What a POA&M Is and When You Need One
A Plan of Action and Milestones tracks unmet security requirements with planned remediation. CMMC Level 2 allows POA&Ms for non-critical controls if a compliant SSP exists and remediation occurs within defined timelines. Level 1 allows none. Level 3 has stricter rules.
Why Most POA&Ms Are Useless
Common failures include vague descriptions, missing owners, unrealistic dates, and no evidence of progress tracking. These entries serve as cover-your-ass documentation rather than real remediation plans. Assessors reject them during certification.

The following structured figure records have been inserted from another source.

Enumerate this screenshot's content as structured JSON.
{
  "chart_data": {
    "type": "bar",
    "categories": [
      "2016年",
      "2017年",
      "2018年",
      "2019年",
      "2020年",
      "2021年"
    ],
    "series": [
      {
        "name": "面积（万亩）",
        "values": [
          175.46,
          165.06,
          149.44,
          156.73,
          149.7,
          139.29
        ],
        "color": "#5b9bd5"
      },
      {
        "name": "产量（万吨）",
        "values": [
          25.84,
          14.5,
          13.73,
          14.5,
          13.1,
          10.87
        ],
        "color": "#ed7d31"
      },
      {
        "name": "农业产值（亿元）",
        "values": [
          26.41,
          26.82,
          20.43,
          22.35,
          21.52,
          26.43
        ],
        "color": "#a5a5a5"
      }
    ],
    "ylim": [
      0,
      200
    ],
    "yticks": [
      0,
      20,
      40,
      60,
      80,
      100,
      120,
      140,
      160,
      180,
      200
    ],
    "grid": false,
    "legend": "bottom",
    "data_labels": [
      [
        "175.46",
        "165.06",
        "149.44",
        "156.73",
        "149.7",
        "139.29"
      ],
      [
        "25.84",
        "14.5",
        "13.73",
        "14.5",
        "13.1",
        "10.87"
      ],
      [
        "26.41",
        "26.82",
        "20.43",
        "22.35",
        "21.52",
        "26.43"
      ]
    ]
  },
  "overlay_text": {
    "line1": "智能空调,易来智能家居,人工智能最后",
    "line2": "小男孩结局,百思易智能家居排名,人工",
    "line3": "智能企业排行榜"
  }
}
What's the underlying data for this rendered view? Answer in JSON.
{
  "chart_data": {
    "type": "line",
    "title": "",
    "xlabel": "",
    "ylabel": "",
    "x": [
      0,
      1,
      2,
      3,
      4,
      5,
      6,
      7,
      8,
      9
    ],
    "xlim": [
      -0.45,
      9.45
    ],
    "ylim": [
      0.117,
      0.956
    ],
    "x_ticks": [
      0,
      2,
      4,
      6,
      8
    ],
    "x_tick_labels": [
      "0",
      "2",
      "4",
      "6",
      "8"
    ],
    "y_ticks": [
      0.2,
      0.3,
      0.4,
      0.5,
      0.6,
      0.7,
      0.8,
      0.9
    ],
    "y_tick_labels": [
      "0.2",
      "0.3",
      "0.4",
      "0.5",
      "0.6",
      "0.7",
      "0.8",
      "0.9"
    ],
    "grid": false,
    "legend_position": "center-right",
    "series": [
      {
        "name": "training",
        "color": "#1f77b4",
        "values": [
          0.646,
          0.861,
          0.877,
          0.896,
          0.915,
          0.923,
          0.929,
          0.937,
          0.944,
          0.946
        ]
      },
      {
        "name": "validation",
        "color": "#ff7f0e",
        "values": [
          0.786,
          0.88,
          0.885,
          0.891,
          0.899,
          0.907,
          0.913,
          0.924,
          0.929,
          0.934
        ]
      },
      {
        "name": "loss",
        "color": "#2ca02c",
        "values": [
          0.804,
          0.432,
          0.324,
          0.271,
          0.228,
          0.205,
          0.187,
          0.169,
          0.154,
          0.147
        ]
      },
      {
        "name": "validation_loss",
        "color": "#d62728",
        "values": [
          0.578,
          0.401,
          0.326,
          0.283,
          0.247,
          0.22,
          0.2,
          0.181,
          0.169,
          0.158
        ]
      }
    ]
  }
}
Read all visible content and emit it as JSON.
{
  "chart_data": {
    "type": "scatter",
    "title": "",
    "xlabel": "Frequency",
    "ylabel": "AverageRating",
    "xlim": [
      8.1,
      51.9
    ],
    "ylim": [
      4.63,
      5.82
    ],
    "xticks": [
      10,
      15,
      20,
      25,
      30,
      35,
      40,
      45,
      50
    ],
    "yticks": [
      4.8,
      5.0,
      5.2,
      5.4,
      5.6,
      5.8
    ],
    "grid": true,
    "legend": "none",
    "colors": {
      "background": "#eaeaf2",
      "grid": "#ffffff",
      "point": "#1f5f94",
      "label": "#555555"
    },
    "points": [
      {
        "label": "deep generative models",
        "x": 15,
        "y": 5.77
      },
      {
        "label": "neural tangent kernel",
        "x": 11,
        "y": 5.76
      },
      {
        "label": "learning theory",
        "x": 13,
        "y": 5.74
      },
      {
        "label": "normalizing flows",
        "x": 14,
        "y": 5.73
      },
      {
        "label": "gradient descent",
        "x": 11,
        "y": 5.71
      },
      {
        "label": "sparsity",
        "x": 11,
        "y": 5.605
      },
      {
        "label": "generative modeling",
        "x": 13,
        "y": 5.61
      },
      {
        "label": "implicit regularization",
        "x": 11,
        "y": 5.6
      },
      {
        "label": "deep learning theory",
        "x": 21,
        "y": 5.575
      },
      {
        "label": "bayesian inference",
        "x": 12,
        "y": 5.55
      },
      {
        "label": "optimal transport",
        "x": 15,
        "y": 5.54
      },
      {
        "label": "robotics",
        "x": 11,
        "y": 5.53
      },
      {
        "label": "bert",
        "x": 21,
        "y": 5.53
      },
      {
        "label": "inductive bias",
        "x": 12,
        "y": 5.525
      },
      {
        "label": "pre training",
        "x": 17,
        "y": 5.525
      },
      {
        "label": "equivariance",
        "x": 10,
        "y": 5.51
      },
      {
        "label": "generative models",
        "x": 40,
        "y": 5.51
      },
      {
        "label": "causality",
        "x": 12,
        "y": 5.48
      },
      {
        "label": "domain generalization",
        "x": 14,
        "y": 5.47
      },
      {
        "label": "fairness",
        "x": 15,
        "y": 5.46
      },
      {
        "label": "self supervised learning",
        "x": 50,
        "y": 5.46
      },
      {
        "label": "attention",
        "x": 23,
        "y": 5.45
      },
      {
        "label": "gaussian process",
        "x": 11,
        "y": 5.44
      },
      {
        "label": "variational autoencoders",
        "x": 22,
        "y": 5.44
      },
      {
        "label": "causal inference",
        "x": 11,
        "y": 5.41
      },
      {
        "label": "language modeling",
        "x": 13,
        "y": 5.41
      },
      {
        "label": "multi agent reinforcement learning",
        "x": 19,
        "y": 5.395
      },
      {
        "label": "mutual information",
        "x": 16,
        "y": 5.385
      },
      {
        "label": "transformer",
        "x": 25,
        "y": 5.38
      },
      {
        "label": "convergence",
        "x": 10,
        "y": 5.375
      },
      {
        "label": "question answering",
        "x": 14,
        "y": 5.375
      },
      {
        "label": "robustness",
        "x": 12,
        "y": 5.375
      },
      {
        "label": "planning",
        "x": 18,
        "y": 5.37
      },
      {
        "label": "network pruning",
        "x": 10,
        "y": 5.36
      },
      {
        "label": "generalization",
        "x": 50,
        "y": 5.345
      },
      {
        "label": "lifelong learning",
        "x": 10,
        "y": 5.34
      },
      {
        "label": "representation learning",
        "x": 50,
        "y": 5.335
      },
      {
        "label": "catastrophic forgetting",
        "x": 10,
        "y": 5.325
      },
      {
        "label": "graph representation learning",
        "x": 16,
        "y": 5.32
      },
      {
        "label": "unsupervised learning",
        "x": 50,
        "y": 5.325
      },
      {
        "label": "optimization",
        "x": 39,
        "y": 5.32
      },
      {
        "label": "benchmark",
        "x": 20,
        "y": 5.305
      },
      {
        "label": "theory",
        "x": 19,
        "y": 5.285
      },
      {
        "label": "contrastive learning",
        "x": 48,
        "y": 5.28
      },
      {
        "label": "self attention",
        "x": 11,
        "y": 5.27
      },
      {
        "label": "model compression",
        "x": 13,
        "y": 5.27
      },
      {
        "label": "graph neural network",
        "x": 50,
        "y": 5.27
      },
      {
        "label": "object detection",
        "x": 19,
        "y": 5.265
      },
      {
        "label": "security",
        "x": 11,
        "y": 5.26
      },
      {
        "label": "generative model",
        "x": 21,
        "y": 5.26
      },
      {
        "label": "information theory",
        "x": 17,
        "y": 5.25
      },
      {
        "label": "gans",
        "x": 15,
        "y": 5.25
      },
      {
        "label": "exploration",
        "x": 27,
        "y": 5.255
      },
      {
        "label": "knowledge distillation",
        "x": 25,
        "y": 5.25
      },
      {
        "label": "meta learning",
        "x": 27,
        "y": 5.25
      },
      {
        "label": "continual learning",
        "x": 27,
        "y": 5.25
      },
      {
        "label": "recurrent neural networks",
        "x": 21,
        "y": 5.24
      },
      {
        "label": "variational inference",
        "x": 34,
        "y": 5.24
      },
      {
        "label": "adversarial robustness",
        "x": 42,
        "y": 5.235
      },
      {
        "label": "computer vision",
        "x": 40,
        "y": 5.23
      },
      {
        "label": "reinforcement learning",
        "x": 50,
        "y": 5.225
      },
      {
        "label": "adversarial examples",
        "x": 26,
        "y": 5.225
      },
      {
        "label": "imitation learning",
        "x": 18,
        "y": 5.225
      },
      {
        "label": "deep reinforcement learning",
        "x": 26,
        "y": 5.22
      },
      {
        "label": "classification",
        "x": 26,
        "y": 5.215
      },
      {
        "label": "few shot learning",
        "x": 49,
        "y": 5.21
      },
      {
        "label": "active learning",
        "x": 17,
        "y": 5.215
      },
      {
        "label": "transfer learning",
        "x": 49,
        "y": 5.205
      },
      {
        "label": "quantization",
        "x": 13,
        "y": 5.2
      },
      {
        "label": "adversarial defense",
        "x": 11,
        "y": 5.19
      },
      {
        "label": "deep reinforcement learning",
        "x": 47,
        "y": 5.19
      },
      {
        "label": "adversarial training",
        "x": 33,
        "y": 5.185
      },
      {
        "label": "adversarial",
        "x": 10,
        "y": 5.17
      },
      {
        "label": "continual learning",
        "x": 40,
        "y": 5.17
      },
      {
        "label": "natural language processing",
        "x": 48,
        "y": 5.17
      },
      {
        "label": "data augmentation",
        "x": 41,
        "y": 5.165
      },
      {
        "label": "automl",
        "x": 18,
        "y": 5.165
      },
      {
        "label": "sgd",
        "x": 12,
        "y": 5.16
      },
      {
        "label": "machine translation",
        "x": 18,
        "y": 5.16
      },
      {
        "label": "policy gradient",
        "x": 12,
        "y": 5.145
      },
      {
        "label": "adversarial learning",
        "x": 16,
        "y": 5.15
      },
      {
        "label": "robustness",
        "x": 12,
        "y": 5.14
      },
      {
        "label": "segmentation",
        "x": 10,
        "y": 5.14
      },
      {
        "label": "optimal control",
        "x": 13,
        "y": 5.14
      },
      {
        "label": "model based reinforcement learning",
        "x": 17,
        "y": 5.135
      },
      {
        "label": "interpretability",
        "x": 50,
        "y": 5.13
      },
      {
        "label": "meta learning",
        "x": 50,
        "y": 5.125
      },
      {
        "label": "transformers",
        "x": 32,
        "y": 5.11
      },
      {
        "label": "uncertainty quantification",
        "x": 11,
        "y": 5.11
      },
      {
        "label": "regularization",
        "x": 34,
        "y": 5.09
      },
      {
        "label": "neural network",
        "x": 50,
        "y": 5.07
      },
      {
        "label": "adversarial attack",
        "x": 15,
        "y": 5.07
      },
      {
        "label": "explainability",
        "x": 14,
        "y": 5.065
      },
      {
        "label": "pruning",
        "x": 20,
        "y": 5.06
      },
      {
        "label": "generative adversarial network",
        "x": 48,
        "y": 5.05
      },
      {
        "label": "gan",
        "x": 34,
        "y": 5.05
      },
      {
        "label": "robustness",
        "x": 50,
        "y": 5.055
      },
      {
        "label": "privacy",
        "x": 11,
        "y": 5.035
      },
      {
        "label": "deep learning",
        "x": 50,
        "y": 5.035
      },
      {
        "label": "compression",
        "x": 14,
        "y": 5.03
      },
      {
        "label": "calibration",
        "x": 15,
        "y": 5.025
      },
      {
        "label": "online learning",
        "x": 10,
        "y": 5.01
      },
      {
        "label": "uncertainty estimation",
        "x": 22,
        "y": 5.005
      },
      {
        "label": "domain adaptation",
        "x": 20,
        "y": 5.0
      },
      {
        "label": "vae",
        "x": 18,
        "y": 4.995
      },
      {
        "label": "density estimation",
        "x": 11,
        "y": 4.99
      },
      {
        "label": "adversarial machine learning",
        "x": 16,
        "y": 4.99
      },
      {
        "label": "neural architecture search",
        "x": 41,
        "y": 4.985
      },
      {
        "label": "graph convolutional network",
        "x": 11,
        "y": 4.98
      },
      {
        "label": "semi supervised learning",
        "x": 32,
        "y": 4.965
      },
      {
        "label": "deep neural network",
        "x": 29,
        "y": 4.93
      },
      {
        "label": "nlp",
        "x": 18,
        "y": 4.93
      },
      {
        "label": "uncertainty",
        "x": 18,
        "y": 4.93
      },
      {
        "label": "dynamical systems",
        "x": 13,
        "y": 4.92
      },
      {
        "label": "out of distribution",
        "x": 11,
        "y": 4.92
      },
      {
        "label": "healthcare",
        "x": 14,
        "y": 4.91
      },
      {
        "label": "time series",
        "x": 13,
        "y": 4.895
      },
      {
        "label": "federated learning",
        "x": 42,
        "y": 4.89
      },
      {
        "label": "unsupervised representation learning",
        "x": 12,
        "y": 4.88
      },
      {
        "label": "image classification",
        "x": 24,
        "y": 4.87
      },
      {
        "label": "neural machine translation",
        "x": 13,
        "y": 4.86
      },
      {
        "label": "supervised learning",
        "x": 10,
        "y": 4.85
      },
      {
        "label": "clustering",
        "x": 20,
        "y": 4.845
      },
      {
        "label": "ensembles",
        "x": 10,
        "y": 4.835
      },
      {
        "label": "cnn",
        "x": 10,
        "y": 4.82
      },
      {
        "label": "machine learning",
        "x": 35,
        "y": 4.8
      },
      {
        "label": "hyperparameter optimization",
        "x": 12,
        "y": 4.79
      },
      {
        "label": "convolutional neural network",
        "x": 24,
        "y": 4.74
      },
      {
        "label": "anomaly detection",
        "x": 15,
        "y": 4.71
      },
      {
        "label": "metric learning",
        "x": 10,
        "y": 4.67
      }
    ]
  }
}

What a Real POA&M Entry Looks Like
Strong entry example:
- Control: 3.1.1 Limit system access to authorized users
- Gap: No documented access control policy or user list
- Remediation: Draft and approve access control policy; create role-based user inventory
- Owner: Jane Smith, IT Manager
- Start Date: 2025-04-01
- Target Completion: 2025-06-30
- Milestones: Policy draft 2025-04-30; user inventory complete 2025-05-31; training and implementation 2025-06-30
- Resources Needed: 40 hours internal effort
- Status: In progress (updated monthly)
What a CYA POA&M Entry Looks Like
Weak entry example:
- Control: Access control
- Gap: Needs improvement
- Plan: Fix it
- Owner: IT
- Date: TBD
Scoring Implications of Open POA&Ms
In CMMC Level 2 certification assessments, each control is worth points. Unmet controls with POA&M receive partial credit only if the POA&M is specific, realistic, and tracked. Vague or expired POA&Ms score zero for that control. Too many open items can prevent overall certification.
Write POA&Ms like project plans, not excuses. Assign real owners and track progress monthly. Anything less wastes time and risks failing the assessment.